Pattern 2: Multi-step verification. Agent calls one tool to get an answer, then calls a second tool to verify or enrich the result.
Pattern 3: Aggregation. Agent calls multiple tools in parallel, combines results, and summarizes.
Pattern 4: Fallback. Primary tool fails; agent catches the error and calls an alternative tool.
These patterns are covered in detail in later articles, but the core mechanic is always the same: model outputs tool name + arguments, runtime executes, result is appended to history.
Key Takeaways
- Agent tool calling is a structured loop: model reasons → calls tool → reads result → decides next step.
- Each tool needs a name, description, JSON Schema input definition, and a runtime implementation.
- The agent framework intercepts tool calls, executes them safely, and returns results to the model's context.
- Well-designed tool schemas prevent invalid arguments and reduce hallucination.
- The conversation history accumulates tool results, enabling multi-step reasoning over real data.

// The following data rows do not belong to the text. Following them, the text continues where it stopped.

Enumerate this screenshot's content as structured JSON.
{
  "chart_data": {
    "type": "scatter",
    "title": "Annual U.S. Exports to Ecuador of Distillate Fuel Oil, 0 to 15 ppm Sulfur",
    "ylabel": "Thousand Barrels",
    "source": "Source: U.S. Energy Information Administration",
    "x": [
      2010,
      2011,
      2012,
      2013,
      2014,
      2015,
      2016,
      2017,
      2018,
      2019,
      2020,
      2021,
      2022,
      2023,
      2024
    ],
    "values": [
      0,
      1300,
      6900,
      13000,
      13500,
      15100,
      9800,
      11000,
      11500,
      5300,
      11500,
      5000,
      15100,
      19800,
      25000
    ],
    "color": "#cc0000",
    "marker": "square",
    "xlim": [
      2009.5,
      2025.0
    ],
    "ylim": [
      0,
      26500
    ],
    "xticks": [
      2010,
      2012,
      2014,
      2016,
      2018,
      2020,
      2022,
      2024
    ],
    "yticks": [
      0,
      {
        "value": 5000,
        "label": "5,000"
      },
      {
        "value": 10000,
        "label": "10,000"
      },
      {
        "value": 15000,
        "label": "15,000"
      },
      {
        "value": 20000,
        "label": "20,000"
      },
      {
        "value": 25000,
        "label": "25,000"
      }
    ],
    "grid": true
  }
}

Frequently Asked Questions
Does the model always call a tool?
No. If the user's request can be answered from the model's training knowledge, or if all tools are irrelevant, the model will simply generate a text response with stop_reason == "end_turn". Tool calling is optional; agents only invoke tools when they determine it is necessary.
What happens if a tool call fails?
If execution raises an exception, you catch it, format an error message (e.g., { "error": "Database unreachable" }), and append it to the conversation with tool_use_id and type "tool_result". The model reads the error and may retry, call a different tool, or explain the limitation to the user.
Can a tool call another tool?
No. The agent framework invokes tools; tools themselves run synchronously and return data. Tools do not have access to the model or to the list of available tools. If a workflow requires chaining—call A then B then C—the model orchestrates the chain by calling A, reading the result, then calling B, and so on.
How many tools can I provide?
There is no hard limit, but increasing the count increases the model's decision latency. Context length and the model's ability to reason over many options degrades after 20–30 tools. For larger tool sets, use hierarchical selection: provide categories or tags that help the model narrow down before choosing a specific tool.
What is the cost of tool calling?
Tool calls are processed tokens. If your tool schema is large or you have many tools, prompt tokens increase. Tool results are appended as user tokens. Long tool results or many sequential calls can inflate context usage. Monitor token usage in production and consider tool result compression or sampling for cost control.